Right now they are rushing to lock in suppliers and customers — there is no loyalty among thieves and the flags of longstanding alliances blow, tattered in the wind.
This means, however, that nation states with a dwindling resource base, which are less scientifically advanced, whether in Europe, Africa or Arabia, are in trouble. If I was an emir I would worry right now for the future of my culture and society because the elites may be more cut-throat than they seem.
War in Ukraine, like Syria, was always, in part, about pipelines.
Shoes and ships and sealing wax
Russia and Ukraine are directly connected to the Persian Gulf, via the war-not-war with Syria.
Since Western countries placed sanctions on Russia they have scrambled to find ways to replace its hydrocarbons. Moscow has not turned off the tap; it is fulfilling existing contracts but says future deals may be priced in roubles.
The U.S. cannot currently increase supplies to Europe and its promises to make up the shortfall remain hot air until more capacity is added. [1]
Qatar and Iran, who share the Persian fields, could sell their gas more competitively if they could lay pipelines across Syria and, via Turkey or the Mediterranean Sea, reach Europe.

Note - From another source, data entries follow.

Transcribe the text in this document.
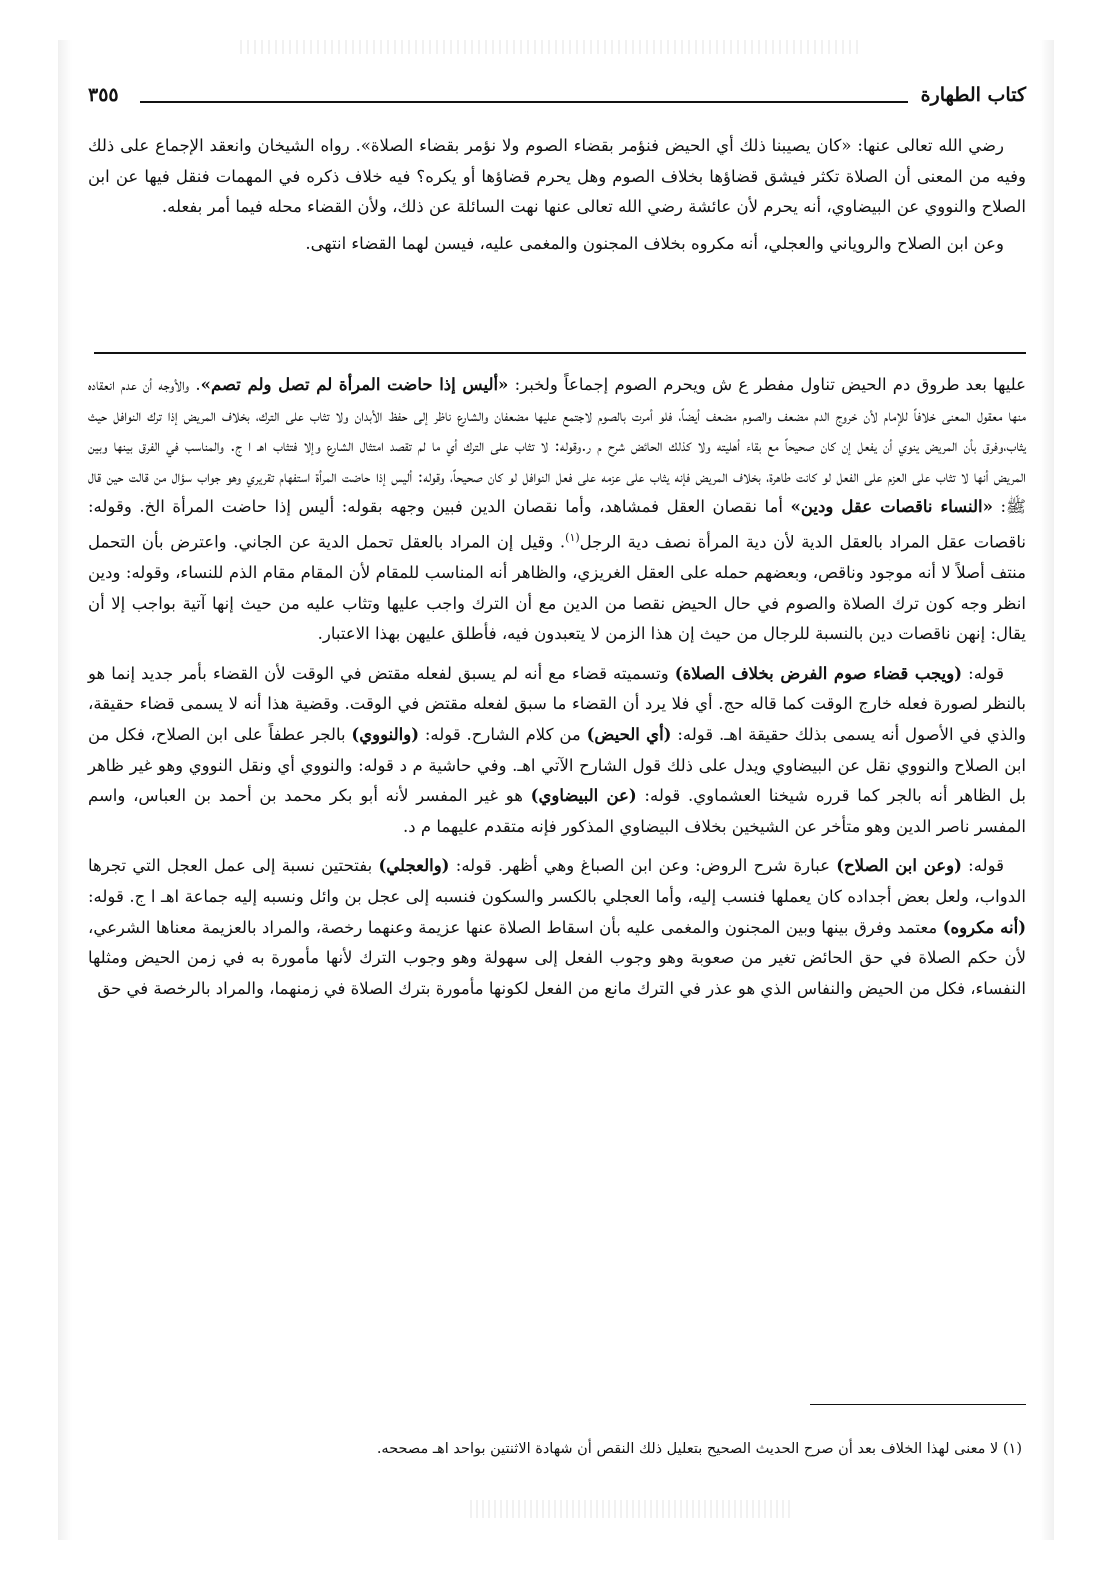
كتاب الطهارة
٣٥٥

رضي الله تعالى عنها: «كان يصيبنا ذلك أي الحيض فنؤمر بقضاء الصوم ولا نؤمر بقضاء الصلاة». رواه الشيخان وانعقد الإجماع على ذلك وفيه من المعنى أن الصلاة تكثر فيشق قضاؤها بخلاف الصوم وهل يحرم قضاؤها أو يكره؟ فيه خلاف ذكره في المهمات فنقل فيها عن ابن الصلاح والنووي عن البيضاوي، أنه يحرم لأن عائشة رضي الله تعالى عنها نهت السائلة عن ذلك، ولأن القضاء محله فيما أمر بفعله.

وعن ابن الصلاح والروياني والعجلي، أنه مكروه بخلاف المجنون والمغمى عليه، فيسن لهما القضاء انتهى.

عليها بعد طروق دم الحيض تناول مفطر ع ش ويحرم الصوم إجماعاً ولخبر: «أليس إذا حاضت المرأة لم تصل ولم تصم». والأوجه أن عدم انعقاده منها معقول المعنى خلافاً للإمام لأن خروج الدم مضعف والصوم مضعف أيضاً، فلو أمرت بالصوم لاجتمع عليها مضعفان والشارع ناظر إلى حفظ الأبدان ولا تثاب على الترك، بخلاف المريض إذا ترك النوافل حيث يثاب،وفرق بأن المريض ينوي أن يفعل إن كان صحيحاً مع بقاء أهليته ولا كذلك الحائض شرح م ر.وقوله: لا تثاب على الترك أي ما لم تقصد امتثال الشارع وإلا فتثاب اهـ ا ج. والمناسب في الفرق بينها وبين المريض أنها لا تثاب على العزم على الفعل لو كانت طاهرة، بخلاف المريض فإنه يثاب على عزمه على فعل النوافل لو كان صحيحاً، وقوله: أليس إذا حاضت المرأة استفهام تقريري وهو جواب سؤال من قالت حين قال ﷺ: «النساء ناقصات عقل ودين» أما نقصان العقل فمشاهد، وأما نقصان الدين فبين وجهه بقوله: أليس إذا حاضت المرأة الخ. وقوله: ناقصات عقل المراد بالعقل الدية لأن دية المرأة نصف دية الرجل$^{(١)}$. وقيل إن المراد بالعقل تحمل الدية عن الجاني. واعترض بأن التحمل منتف أصلاً لا أنه موجود وناقص، وبعضهم حمله على العقل الغريزي، والظاهر أنه المناسب للمقام لأن المقام مقام الذم للنساء، وقوله: ودين انظر وجه كون ترك الصلاة والصوم في حال الحيض نقصا من الدين مع أن الترك واجب عليها وتثاب عليه من حيث إنها آتية بواجب إلا أن يقال: إنهن ناقصات دين بالنسبة للرجال من حيث إن هذا الزمن لا يتعبدون فيه، فأطلق عليهن بهذا الاعتبار.

قوله: (ويجب قضاء صوم الفرض بخلاف الصلاة) وتسميته قضاء مع أنه لم يسبق لفعله مقتض في الوقت لأن القضاء بأمر جديد إنما هو بالنظر لصورة فعله خارج الوقت كما قاله حج. أي فلا يرد أن القضاء ما سبق لفعله مقتض في الوقت. وقضية هذا أنه لا يسمى قضاء حقيقة، والذي في الأصول أنه يسمى بذلك حقيقة اهـ. قوله: (أي الحيض) من كلام الشارح. قوله: (والنووي) بالجر عطفاً على ابن الصلاح، فكل من ابن الصلاح والنووي نقل عن البيضاوي ويدل على ذلك قول الشارح الآتي اهـ. وفي حاشية م د قوله: والنووي أي ونقل النووي وهو غير ظاهر بل الظاهر أنه بالجر كما قرره شيخنا العشماوي. قوله: (عن البيضاوي) هو غير المفسر لأنه أبو بكر محمد بن أحمد بن العباس، واسم المفسر ناصر الدين وهو متأخر عن الشيخين بخلاف البيضاوي المذكور فإنه متقدم عليهما م د.

قوله: (وعن ابن الصلاح) عبارة شرح الروض: وعن ابن الصباغ وهي أظهر. قوله: (والعجلي) بفتحتين نسبة إلى عمل العجل التي تجرها الدواب، ولعل بعض أجداده كان يعملها فنسب إليه، وأما العجلي بالكسر والسكون فنسبه إلى عجل بن وائل ونسبه إليه جماعة اهـ ا ج. قوله: (أنه مكروه) معتمد وفرق بينها وبين المجنون والمغمى عليه بأن اسقاط الصلاة عنها عزيمة وعنهما رخصة، والمراد بالعزيمة معناها الشرعي، لأن حكم الصلاة في حق الحائض تغير من صعوبة وهو وجوب الفعل إلى سهولة وهو وجوب الترك لأنها مأمورة به في زمن الحيض ومثلها النفساء، فكل من الحيض والنفاس الذي هو عذر في الترك مانع من الفعل لكونها مأمورة بترك الصلاة في زمنهما، والمراد بالرخصة في حق

(١) لا معنى لهذا الخلاف بعد أن صرح الحديث الصحيح بتعليل ذلك النقص أن شهادة الاثنتين بواحد اهـ مصححه.
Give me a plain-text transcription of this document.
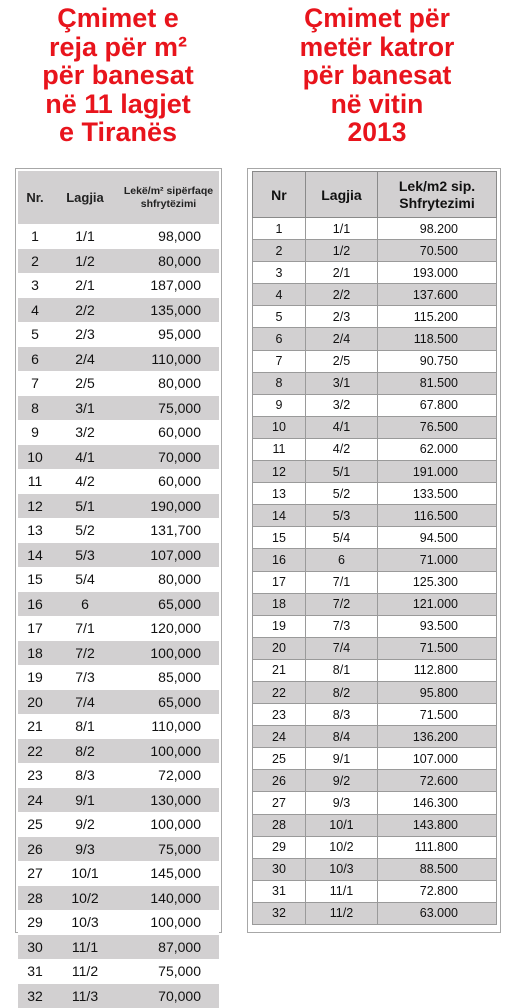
Çmimet e
reja për m²
për banesat
në 11 lagjet
e Tiranës
Çmimet për
metër katror
për banesat
në vitin
2013
Nr.	Lagjia	Lekë/m² sipërfaqe shfrytëzimi
1	1/1	98,000
2	1/2	80,000
3	2/1	187,000
4	2/2	135,000
5	2/3	95,000
6	2/4	110,000
7	2/5	80,000
8	3/1	75,000
9	3/2	60,000
10	4/1	70,000
11	4/2	60,000
12	5/1	190,000
13	5/2	131,700
14	5/3	107,000
15	5/4	80,000
16	6	65,000
17	7/1	120,000
18	7/2	100,000
19	7/3	85,000
20	7/4	65,000
21	8/1	110,000
22	8/2	100,000
23	8/3	72,000
24	9/1	130,000
25	9/2	100,000
26	9/3	75,000
27	10/1	145,000
28	10/2	140,000
29	10/3	100,000
30	11/1	87,000
31	11/2	75,000
32	11/3	70,000
Nr	Lagjia	Lek/m2 sip.
Shfrytezimi
1	1/1	98.200
2	1/2	70.500
3	2/1	193.000
4	2/2	137.600
5	2/3	115.200
6	2/4	118.500
7	2/5	90.750
8	3/1	81.500
9	3/2	67.800
10	4/1	76.500
11	4/2	62.000
12	5/1	191.000
13	5/2	133.500
14	5/3	116.500
15	5/4	94.500
16	6	71.000
17	7/1	125.300
18	7/2	121.000
19	7/3	93.500
20	7/4	71.500
21	8/1	112.800
22	8/2	95.800
23	8/3	71.500
24	8/4	136.200
25	9/1	107.000
26	9/2	72.600
27	9/3	146.300
28	10/1	143.800
29	10/2	111.800
30	10/3	88.500
31	11/1	72.800
32	11/2	63.000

Germany claims to have struck a long-term deal with Qatar on Mar 20 for LNG but tankers remain more expensive than pipeline gas. LNG tankers usually work in the spot market, sailing to whoever pays most. Vice Chancellor Robert Habeck says his country will end its dependence on Russian energy by the end of this year. Yet terminals for liquefied natural gas in Brunsbuttel and Wilhelmshaven in northern Germany could take from four years to build.
Israel is reported to have secretly signed a deal with Syria in Jan 2022 to pipe gas to Lebanon via an existing pipeline. [2]
In recent weeks, Iran normalized relations with Saudi Arabia, then Syria’s president Bashar al-Assad visited the United Arab Emirates. It’s more than a case of my enemy’s enemy is my friend.
Earlier this month the Saudi crown prince Mohammed bin Salman turned down a phone call from the president of the United States, as did UAE leader Sheikh Mohammed bin Zayed.